We have performed a principal component analysis (PCA) for the whole-rock major element data of the lavas to understand what processes were involved in the evolution of the somma lavas. The analysis shows that some elements including SiO2 and P2O5 are important in PC1, while two elements, Al2O3 and CaO, play a dominant role in PC2. The contribution of PC1 and PC2 is 58% and 24%, respectively, and these two components sum up to >80% of the total contribution. We found that PC1 shows a good correlation with Pb isotopic ratios and La/Yb ratios, and PC2 correlates positively with the modal abundance of plagioclase phenocryst. These results suggest that PC1 reflects a mixing process between a less radiogenic component and a more radiogenic component, whereas PC2 reflects separation and/or accumulation processes of plagioclase phenocrysts.
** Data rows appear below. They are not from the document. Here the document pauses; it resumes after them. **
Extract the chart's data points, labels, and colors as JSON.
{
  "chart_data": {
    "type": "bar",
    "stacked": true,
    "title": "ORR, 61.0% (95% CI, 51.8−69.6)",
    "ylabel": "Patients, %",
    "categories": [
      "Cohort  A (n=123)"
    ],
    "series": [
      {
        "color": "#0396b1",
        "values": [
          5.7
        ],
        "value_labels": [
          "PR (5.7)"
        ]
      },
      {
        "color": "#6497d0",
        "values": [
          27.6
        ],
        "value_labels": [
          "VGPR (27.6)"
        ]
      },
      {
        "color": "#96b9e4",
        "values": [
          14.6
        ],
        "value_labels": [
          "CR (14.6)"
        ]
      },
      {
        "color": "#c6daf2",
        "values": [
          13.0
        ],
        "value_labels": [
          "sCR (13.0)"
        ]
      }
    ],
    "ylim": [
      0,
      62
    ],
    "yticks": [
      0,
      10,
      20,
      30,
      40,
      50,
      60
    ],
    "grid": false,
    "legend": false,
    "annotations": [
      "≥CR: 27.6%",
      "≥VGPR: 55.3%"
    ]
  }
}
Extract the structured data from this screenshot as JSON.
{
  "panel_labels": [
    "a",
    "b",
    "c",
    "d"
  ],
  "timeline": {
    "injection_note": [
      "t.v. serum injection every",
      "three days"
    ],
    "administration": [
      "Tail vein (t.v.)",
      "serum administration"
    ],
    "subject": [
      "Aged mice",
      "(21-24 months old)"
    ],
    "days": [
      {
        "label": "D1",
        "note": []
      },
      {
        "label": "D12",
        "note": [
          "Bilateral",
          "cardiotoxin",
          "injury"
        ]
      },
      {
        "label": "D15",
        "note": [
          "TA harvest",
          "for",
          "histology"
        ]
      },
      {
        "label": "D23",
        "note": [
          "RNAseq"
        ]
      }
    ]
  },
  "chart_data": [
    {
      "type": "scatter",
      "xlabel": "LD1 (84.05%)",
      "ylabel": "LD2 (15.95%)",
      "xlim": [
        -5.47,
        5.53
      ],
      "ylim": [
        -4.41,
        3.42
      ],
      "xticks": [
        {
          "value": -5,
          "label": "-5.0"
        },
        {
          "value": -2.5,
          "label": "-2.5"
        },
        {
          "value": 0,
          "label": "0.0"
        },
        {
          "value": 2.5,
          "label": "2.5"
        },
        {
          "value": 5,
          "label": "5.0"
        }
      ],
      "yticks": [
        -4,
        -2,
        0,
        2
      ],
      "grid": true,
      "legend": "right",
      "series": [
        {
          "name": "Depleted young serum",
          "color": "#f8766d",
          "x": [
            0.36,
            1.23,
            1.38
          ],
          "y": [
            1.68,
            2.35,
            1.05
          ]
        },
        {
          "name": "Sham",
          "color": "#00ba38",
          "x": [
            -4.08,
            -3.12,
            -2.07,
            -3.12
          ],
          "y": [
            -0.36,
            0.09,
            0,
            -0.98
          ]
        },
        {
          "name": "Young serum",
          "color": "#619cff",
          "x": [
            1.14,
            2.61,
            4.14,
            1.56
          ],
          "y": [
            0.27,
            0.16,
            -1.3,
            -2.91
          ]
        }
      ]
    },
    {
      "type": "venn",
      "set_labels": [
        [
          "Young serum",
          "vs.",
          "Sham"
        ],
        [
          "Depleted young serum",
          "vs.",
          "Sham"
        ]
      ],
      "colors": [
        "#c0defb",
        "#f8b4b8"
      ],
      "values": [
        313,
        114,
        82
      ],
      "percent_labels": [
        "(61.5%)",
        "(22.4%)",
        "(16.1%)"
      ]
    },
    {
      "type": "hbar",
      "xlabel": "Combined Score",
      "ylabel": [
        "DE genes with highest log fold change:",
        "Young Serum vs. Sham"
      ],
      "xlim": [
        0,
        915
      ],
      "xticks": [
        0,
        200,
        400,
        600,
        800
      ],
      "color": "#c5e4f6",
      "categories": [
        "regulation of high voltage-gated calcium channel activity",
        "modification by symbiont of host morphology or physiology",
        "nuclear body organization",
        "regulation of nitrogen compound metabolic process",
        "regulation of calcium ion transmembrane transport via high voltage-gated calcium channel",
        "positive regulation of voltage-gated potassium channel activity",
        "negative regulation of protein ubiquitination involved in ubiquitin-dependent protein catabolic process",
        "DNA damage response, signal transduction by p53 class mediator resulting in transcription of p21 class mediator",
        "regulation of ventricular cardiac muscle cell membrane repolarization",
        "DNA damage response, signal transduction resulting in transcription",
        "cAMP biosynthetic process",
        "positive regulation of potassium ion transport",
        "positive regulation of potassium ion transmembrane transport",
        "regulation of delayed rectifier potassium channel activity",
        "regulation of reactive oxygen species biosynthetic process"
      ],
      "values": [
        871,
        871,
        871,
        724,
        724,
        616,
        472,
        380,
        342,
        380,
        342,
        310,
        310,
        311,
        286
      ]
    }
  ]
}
The high-PC1 end-member component is likely to be a less differentiated basaltic magma because of the low P2O5 feature of the component. On the other hand, the low-PC1 end-member component has a differentiated feature (i.e. high P2O5), but it has less radiogenic Pb isotopic composition than the somma lavas. Therefore, it is plausible that the low-PC1 component would be partial melt of the lower crust. This scenario is supported by the observation that the lead isotopic data of the lower crustal xenoliths plot mostly on the linear extension of the trend formed by the lava data in a 207Pb/204Pb-206Pb/204Pb and a 208Pb/204Pb-206Pb/204Pb compositional space. For these considerations, we conclude that the somma magma evolved through mixing of a less differentiated basalt magma and partial melt of the lower crust, followed by differentiation and re-distribution of plagioclase phenocrysts in a crustal magma reservoir.